Удалим электронные адресов, символы новой строки, одинарные кавычек и, наконец, разобъем предложения на список слов с помощью функции gensim simple_preprocess(). Опция deacc = True удаляет знаки препинания.

def sent_to_words(sentences):
    for sent in sentences:
        sent = re.sub('\S*@\S*\s?', '', sent)  # remove emails
        sent = re.sub('\s+', ' ', sent)  # remove newline chars
        sent = re.sub("\'", "", sent)  # remove single quotes
        sent = gensim.utils.simple_preprocess(str(sent), deacc=True) 
        yield(sent)  

# Convert to list
data = df.content.values.tolist()
data_words = list(sent_to_words(data))
print(data_words[:1])
# [['from', 'irwin', 'arnstein', 'subject', 're', 'recommendation', 'on', 'duc', 'summary', 'whats', 'it', 'worth', 'distribution', 'usa', 'expires', 'sat', 'may', 'gmt', ...trucated...]]

Создание биграмм и триграмм модели и лемматизирование

Давайте сформируем биграммы и триграммы, используя модель Phraser.

Далее, лемматизируем каждое слово в его коренную форму, оставляя только существительные, прилагательные, глаголы и наречия.

Мы храним только эти POS-теги, потому что они являются наиболее значимыми для значения предложений.
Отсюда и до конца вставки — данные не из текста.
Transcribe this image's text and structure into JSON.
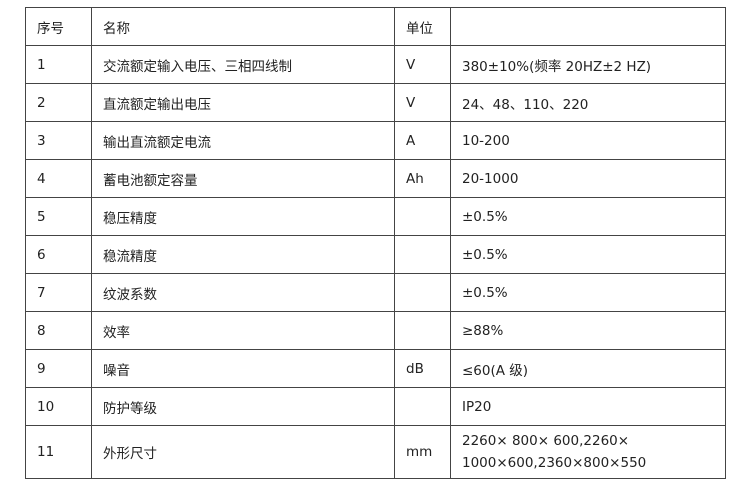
{
  "table": {
    "headers": [
      "序号",
      "名称",
      "单位",
      ""
    ],
    "rows": [
      [
        "1",
        "交流额定输入电压、三相四线制",
        "V",
        "380±10%(频率 20HZ±2 HZ)"
      ],
      [
        "2",
        "直流额定输出电压",
        "V",
        "24、48、110、220"
      ],
      [
        "3",
        "输出直流额定电流",
        "A",
        "10-200"
      ],
      [
        "4",
        "蓄电池额定容量",
        "Ah",
        "20-1000"
      ],
      [
        "5",
        "稳压精度",
        "",
        "±0.5%"
      ],
      [
        "6",
        "稳流精度",
        "",
        "±0.5%"
      ],
      [
        "7",
        "纹波系数",
        "",
        "±0.5%"
      ],
      [
        "8",
        "效率",
        "",
        "≥88%"
      ],
      [
        "9",
        "噪音",
        "dB",
        "≤60(A 级)"
      ],
      [
        "10",
        "防护等级",
        "",
        "IP20"
      ],
      [
        "11",
        "外形尺寸",
        "mm",
        "2260× 800× 600,2260× 1000×600,2360×800×550"
      ]
    ]
  }
}
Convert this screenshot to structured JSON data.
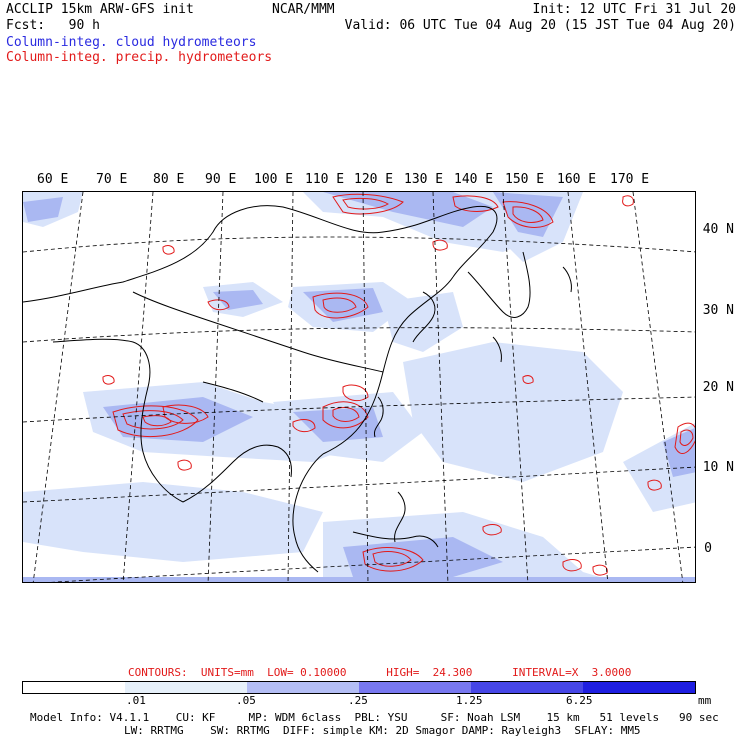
{
  "header": {
    "title_left": "ACCLIP 15km ARW-GFS init",
    "org": "NCAR/MMM",
    "init": "Init: 12 UTC Fri 31 Jul 20",
    "fcst": "Fcst:   90 h",
    "valid": "Valid: 06 UTC Tue 04 Aug 20 (15 JST Tue 04 Aug 20)",
    "legend_cloud": "Column-integ. cloud hydrometeors",
    "legend_precip": "Column-integ. precip. hydrometeors"
  },
  "map": {
    "lon_labels": [
      "60 E",
      "70 E",
      "80 E",
      "90 E",
      "100 E",
      "110 E",
      "120 E",
      "130 E",
      "140 E",
      "150 E",
      "160 E",
      "170 E"
    ],
    "lat_labels": [
      "40 N",
      "30 N",
      "20 N",
      "10 N",
      "0"
    ],
    "colors": {
      "cloud": "#2a2ae0",
      "precip": "#e21a1a",
      "coast": "#000000"
    }
  },
  "contours_line": {
    "label": "CONTOURS:  UNITS=mm  LOW= 0.10000      HIGH=  24.300      INTERVAL=X  3.0000"
  },
  "colorbar": {
    "ticks": [
      ".01",
      ".05",
      ".25",
      "1.25",
      "6.25"
    ],
    "unit": "mm",
    "colors": [
      "#ffffff",
      "#e6f0fa",
      "#b4bef5",
      "#7878f0",
      "#4646e6",
      "#1e1ee1"
    ]
  },
  "footer": {
    "line1": "Model Info: V4.1.1    CU: KF     MP: WDM 6class  PBL: YSU     SF: Noah LSM    15 km   51 levels   90 sec",
    "line2": "LW: RRTMG    SW: RRTMG  DIFF: simple KM: 2D Smagor DAMP: Rayleigh3  SFLAY: MM5"
  }
}
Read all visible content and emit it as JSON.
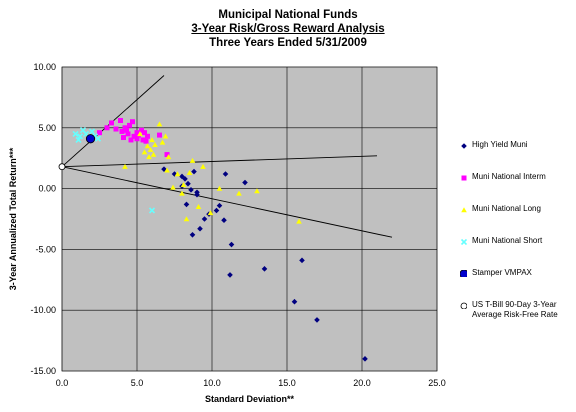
{
  "chart_data": {
    "type": "scatter",
    "title": "Municipal National Funds",
    "subtitle": "3-Year Risk/Gross Reward Analysis",
    "subtitle2": "Three Years Ended 5/31/2009",
    "xlabel": "Standard Deviation**",
    "ylabel": "3-Year Annualized Total Return***",
    "xlim": [
      0,
      25
    ],
    "ylim": [
      -15,
      10
    ],
    "xticks": [
      "0.0",
      "5.0",
      "10.0",
      "15.0",
      "20.0",
      "25.0"
    ],
    "yticks": [
      "10.00",
      "5.00",
      "0.00",
      "-5.00",
      "-10.00",
      "-15.00"
    ],
    "grid": true,
    "legend_position": "right",
    "plot_bg": "#c0c0c0",
    "series": [
      {
        "name": "High Yield Muni",
        "marker": "diamond",
        "color": "#000080",
        "points": [
          [
            6.8,
            1.6
          ],
          [
            7.5,
            1.2
          ],
          [
            8.0,
            1.0
          ],
          [
            8.2,
            0.8
          ],
          [
            8.4,
            0.4
          ],
          [
            8.6,
            -0.1
          ],
          [
            9.0,
            -0.5
          ],
          [
            8.3,
            -1.3
          ],
          [
            8.7,
            -3.8
          ],
          [
            9.2,
            -3.3
          ],
          [
            9.5,
            -2.5
          ],
          [
            9.8,
            -2.1
          ],
          [
            10.3,
            -1.8
          ],
          [
            10.5,
            -1.4
          ],
          [
            10.8,
            -2.6
          ],
          [
            10.9,
            1.2
          ],
          [
            11.3,
            -4.6
          ],
          [
            11.2,
            -7.1
          ],
          [
            12.2,
            0.5
          ],
          [
            13.5,
            -6.6
          ],
          [
            15.5,
            -9.3
          ],
          [
            16.0,
            -5.9
          ],
          [
            17.0,
            -10.8
          ],
          [
            20.2,
            -14.0
          ],
          [
            8.0,
            0.2
          ],
          [
            8.8,
            1.4
          ],
          [
            9.0,
            -0.3
          ]
        ]
      },
      {
        "name": "Muni National Interm",
        "marker": "square",
        "color": "#ff00ff",
        "points": [
          [
            2.5,
            4.6
          ],
          [
            3.0,
            5.0
          ],
          [
            3.3,
            5.4
          ],
          [
            3.6,
            4.9
          ],
          [
            3.9,
            5.6
          ],
          [
            4.0,
            4.7
          ],
          [
            4.1,
            4.2
          ],
          [
            4.2,
            5.0
          ],
          [
            4.4,
            4.5
          ],
          [
            4.5,
            5.2
          ],
          [
            4.6,
            4.0
          ],
          [
            4.7,
            5.5
          ],
          [
            4.8,
            4.3
          ],
          [
            5.0,
            4.6
          ],
          [
            5.0,
            4.1
          ],
          [
            5.1,
            4.4
          ],
          [
            5.3,
            4.8
          ],
          [
            5.4,
            4.0
          ],
          [
            5.5,
            4.6
          ],
          [
            5.6,
            3.9
          ],
          [
            5.7,
            4.3
          ],
          [
            6.5,
            4.4
          ],
          [
            7.0,
            2.8
          ],
          [
            4.3,
            4.8
          ]
        ]
      },
      {
        "name": "Muni National Long",
        "marker": "triangle",
        "color": "#ffff00",
        "points": [
          [
            4.2,
            1.8
          ],
          [
            5.2,
            4.5
          ],
          [
            5.5,
            3.0
          ],
          [
            5.7,
            3.5
          ],
          [
            5.8,
            2.6
          ],
          [
            5.9,
            3.2
          ],
          [
            6.0,
            4.0
          ],
          [
            6.1,
            2.8
          ],
          [
            6.2,
            3.6
          ],
          [
            6.5,
            5.3
          ],
          [
            6.7,
            3.8
          ],
          [
            6.9,
            4.3
          ],
          [
            7.1,
            2.6
          ],
          [
            7.4,
            0.1
          ],
          [
            7.7,
            1.2
          ],
          [
            8.0,
            -0.4
          ],
          [
            8.1,
            0.3
          ],
          [
            8.3,
            -2.5
          ],
          [
            8.5,
            1.3
          ],
          [
            8.7,
            2.3
          ],
          [
            9.1,
            -1.5
          ],
          [
            9.4,
            1.8
          ],
          [
            9.9,
            -2.0
          ],
          [
            10.5,
            0.0
          ],
          [
            11.8,
            -0.4
          ],
          [
            13.0,
            -0.2
          ],
          [
            15.8,
            -2.7
          ],
          [
            7.0,
            1.5
          ]
        ]
      },
      {
        "name": "Muni National Short",
        "marker": "cross",
        "color": "#66ffff",
        "points": [
          [
            0.9,
            4.5
          ],
          [
            1.2,
            4.3
          ],
          [
            1.4,
            4.8
          ],
          [
            1.6,
            4.5
          ],
          [
            1.8,
            4.2
          ],
          [
            2.0,
            4.7
          ],
          [
            2.2,
            4.3
          ],
          [
            2.4,
            4.1
          ],
          [
            1.1,
            4.0
          ],
          [
            6.0,
            -1.8
          ]
        ]
      },
      {
        "name": "Stamper VMPAX",
        "marker": "circle",
        "color": "#0000cc",
        "points": [
          [
            1.9,
            4.1
          ]
        ]
      },
      {
        "name": "US T-Bill 90-Day 3-Year Average Risk-Free Rate",
        "marker": "open-circle",
        "color": "#ffffff",
        "points": [
          [
            0.0,
            1.8
          ]
        ]
      }
    ],
    "lines": [
      [
        [
          0.0,
          1.8
        ],
        [
          6.8,
          9.3
        ]
      ],
      [
        [
          0.0,
          1.8
        ],
        [
          21.0,
          2.7
        ]
      ],
      [
        [
          0.0,
          1.8
        ],
        [
          22.0,
          -4.0
        ]
      ]
    ]
  }
}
Здесь я использую spacy для лемматизации.

# Build the bigram and trigram models
bigram = gensim.models.Phrases(data_words, min_count=5, threshold=100) # higher threshold fewer phrases.
trigram = gensim.models.Phrases(bigram[data_words], threshold=100)  
bigram_mod = gensim.models.phrases.Phraser(bigram)
trigram_mod = gensim.models.phrases.Phraser(trigram)

# !python3 -m spacy download en  # run in terminal once
def process_words(texts, stop_words=stop_words, allowed_postags=['NOUN', 'ADJ', 'VERB', 'ADV']):
    """Remove Stopwords, Form Bigrams, Trigrams and Lemmatization"""
    texts = [[word for word in simple_preprocess(str(doc)) if word not in stop_words] for doc in texts]
    texts = [bigram_mod[doc] for doc in texts]
    texts = [trigram_mod[bigram_mod[doc]] for doc in texts]
    texts_out = []
    nlp = spacy.load('en', disable=['parser', 'ner'])
    for sent in texts:
        doc = nlp(" ".join(sent)) 
        texts_out.append([token.lemma_ for token in doc if token.pos_ in allowed_postags])
    # remove stopwords once more after lemmatization
    texts_out = [[word for word in simple_preprocess(str(doc)) if word not in stop_words] for doc in texts_out]    
    return texts_out

data_ready = process_words(data_words)  # processed Text Data!

Создадим модель темы

Для построения тематической модели LDA с использованием LdaModel() нам понадобится корпус и словарь. Сначала создадим их, а затем построим модель.

# Create Dictionary
id2word = corpora.Dictionary(data_ready)

# Create Corpus: Term Document Frequency
corpus = [id2word.doc2bow(text) for text in data_ready]

# Build LDA model
lda_model = gensim.models.ldamodel.LdaModel(corpus=corpus,
                                           id2word=id2word,
                                           num_topics=4, 
                                           random_state=100,
                                           update_every=1,
                                           chunksize=10,
                                           passes=10,
                                           alpha='symmetric',
                                           iterations=100,
                                           per_word_topics=True)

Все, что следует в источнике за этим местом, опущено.